Un fiore di melo che l’autrice stessa afferma essere quello che ama maggiormente, viene rappresentato con le tonalità che dal bianco virano delicatamente al rosa appena sfumato, fino ad accendersi nel magenta dei petali ancora chiusi. Una mela antica dipinta sfruttando un chiaro scuro, quello generato da un tramonto a Sarna. La luce ancora intensa ha il potere di trafiggere le foglie come fossero sottoposte ad una radiografia, al fine di carpirne l’intima composizione, ma l’ombra oscura i contorni della collina sottostante impedendo all’osservatore di cogliere un qualunque dettaglio. Tuttavia il riverbero regala il rosso del frutto che si attenua approssimandosi alla cavità calicina.
“…Luce che cerca luce ruba luce alla luce; e, prima di scoprire dov’è la luce nel buio, perdi gli occhi e la luce ti s’abbuia. Studiatemi come all’occhio dar piacere, fissandolo su un occhio più leggiadro, che lo abbagli e diventi la sua stella polare, e gli ridia la luce di cui l’avea privato…” (William Shakespeare, Pene d’amor perdute)
La fioritura dell’elleboro è stata scelta per questo articolo in quanto avviene quando è ancora inverno ed è sufficiente un timido tepore a farlo sbocciare. Tra le altre cose, il calice di questo fiore reca tonalità algide come se i petali fossero stati tagliati da una lastra di ghiaccio sporcato da filamenti di muschio. Per questo motivo è conosciuto anche come ‘Rosa di Natale’ perché l’aspetto ricorda molto quello della rosa canina, la pianta che Lori Sacchi rappresenta nell’opera successiva a quella dei fiori del freddo.
I margini dei coltivi sono il regno della rosa canina e questa bellissima pianta non sfugge alla pittrice di Bibbiena che ci regala il colore di un fiore il quale, nella sua semplicità, trionfa come un tiranno deciso ad oscurare tutti gli altri attorno. Il quadro ci offre similitudini con il colore dei fiori del Prunus pissardii oppure con quelli del pesco, ma è anche una fotografia del tempo futuro, descritto nei germogli che stanno per sbocciare, ovvero di quello passato, mostrato nei cinorroidi della scorsa estate.

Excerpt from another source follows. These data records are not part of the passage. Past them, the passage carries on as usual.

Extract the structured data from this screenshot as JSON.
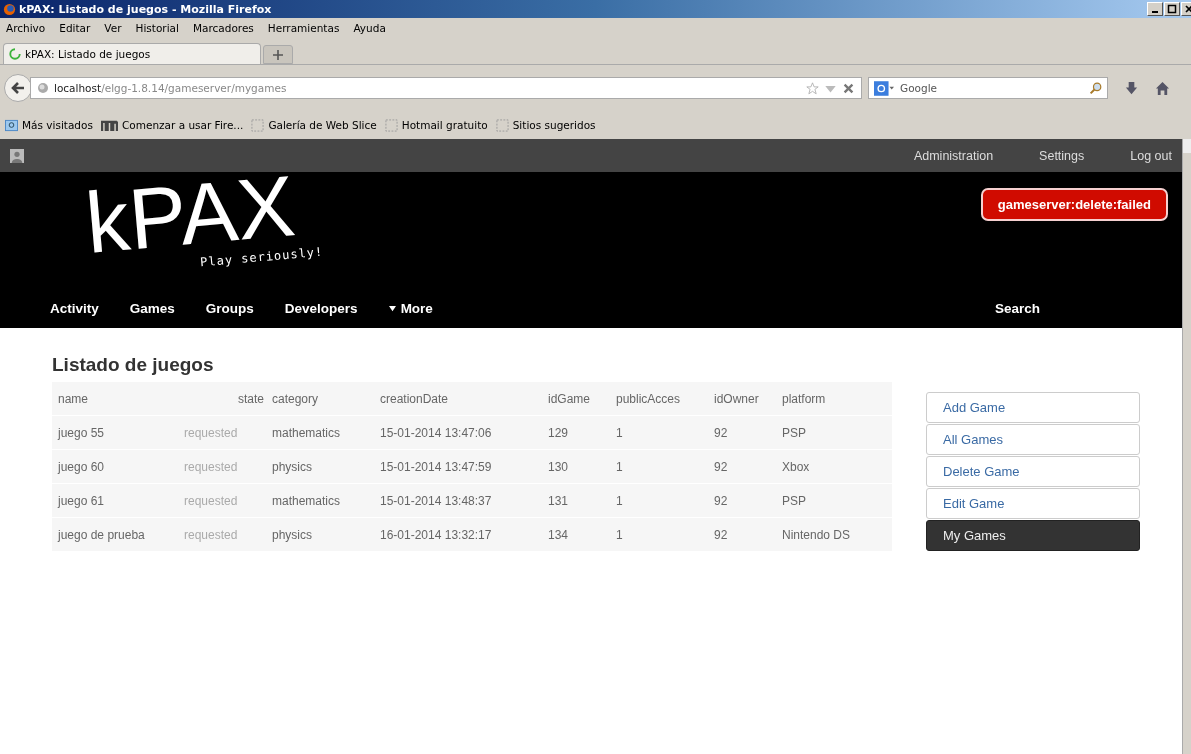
{
  "window": {
    "title": "kPAX: Listado de juegos - Mozilla Firefox"
  },
  "menu": [
    "Archivo",
    "Editar",
    "Ver",
    "Historial",
    "Marcadores",
    "Herramientas",
    "Ayuda"
  ],
  "tabs": [
    {
      "label": "kPAX: Listado de juegos",
      "selected": true,
      "loading": true
    }
  ],
  "address": {
    "host": "localhost",
    "path": "/elgg-1.8.14/gameserver/mygames"
  },
  "search_box": {
    "placeholder": "Google"
  },
  "bookmarks": [
    {
      "label": "Más visitados",
      "kind": "search"
    },
    {
      "label": "Comenzar a usar Fire...",
      "kind": "brand"
    },
    {
      "label": "Galería de Web Slice",
      "kind": "slice"
    },
    {
      "label": "Hotmail gratuito",
      "kind": "slice"
    },
    {
      "label": "Sitios sugeridos",
      "kind": "slice"
    }
  ],
  "topbar": {
    "links": [
      "Administration",
      "Settings",
      "Log out"
    ]
  },
  "header": {
    "logo": "kPAX",
    "tagline": "Play seriously!",
    "error": "gameserver:delete:failed"
  },
  "nav": {
    "items": [
      "Activity",
      "Games",
      "Groups",
      "Developers",
      "More"
    ],
    "search": "Search"
  },
  "page": {
    "title": "Listado de juegos"
  },
  "table": {
    "columns": [
      "name",
      "state",
      "category",
      "creationDate",
      "idGame",
      "publicAcces",
      "idOwner",
      "platform"
    ],
    "rows": [
      [
        "juego 55",
        "requested",
        "mathematics",
        "15-01-2014 13:47:06",
        "129",
        "1",
        "92",
        "PSP"
      ],
      [
        "juego 60",
        "requested",
        "physics",
        "15-01-2014 13:47:59",
        "130",
        "1",
        "92",
        "Xbox"
      ],
      [
        "juego 61",
        "requested",
        "mathematics",
        "15-01-2014 13:48:37",
        "131",
        "1",
        "92",
        "PSP"
      ],
      [
        "juego de prueba",
        "requested",
        "physics",
        "16-01-2014 13:32:17",
        "134",
        "1",
        "92",
        "Nintendo DS"
      ]
    ]
  },
  "sidebar": {
    "items": [
      {
        "label": "Add Game",
        "selected": false
      },
      {
        "label": "All Games",
        "selected": false
      },
      {
        "label": "Delete Game",
        "selected": false
      },
      {
        "label": "Edit Game",
        "selected": false
      },
      {
        "label": "My Games",
        "selected": true
      }
    ]
  }
}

La spiritualità della terra casentinese In questo ultimo quadro Lori ferma il tempo in un momento estivo, quando il sole alto proietta ombre nette tagliate come un cuneo sull’aspro selciato che conduce al santuario. La vegetazione è una macchia verde poco definita, tanto da non poter riconoscere alberi o arbusti. Allo stesso modo la pittrice non ci mostra le opere d’arte dell’interno, ma proprio in queste due apparenti carenze consiste la celebrazione della bellezza.
Avvicinandosi al “duro sasso”, magari a piedi, in una giornata autunnale, l’anima trova quella quiete che scaturisce da secoli di devozione e umiltà che uomini e donne hanno “coltivato” a Santa Maria, fin dalla sua fondazione. La mente si placa liberandosi dagli affanni della vita quotidiana e la spiritualità pervade ogni fibra del viandante che a quel punto non abbisogna di opere d’arte, visto che il miracolo si è già compiuto.
Lori sacchi, nella essenzialità delle forme pittoriche, ci regala l’essenza di un dono di cui ciascuno può godere, semplicemente aprendo gli occhi alla vita.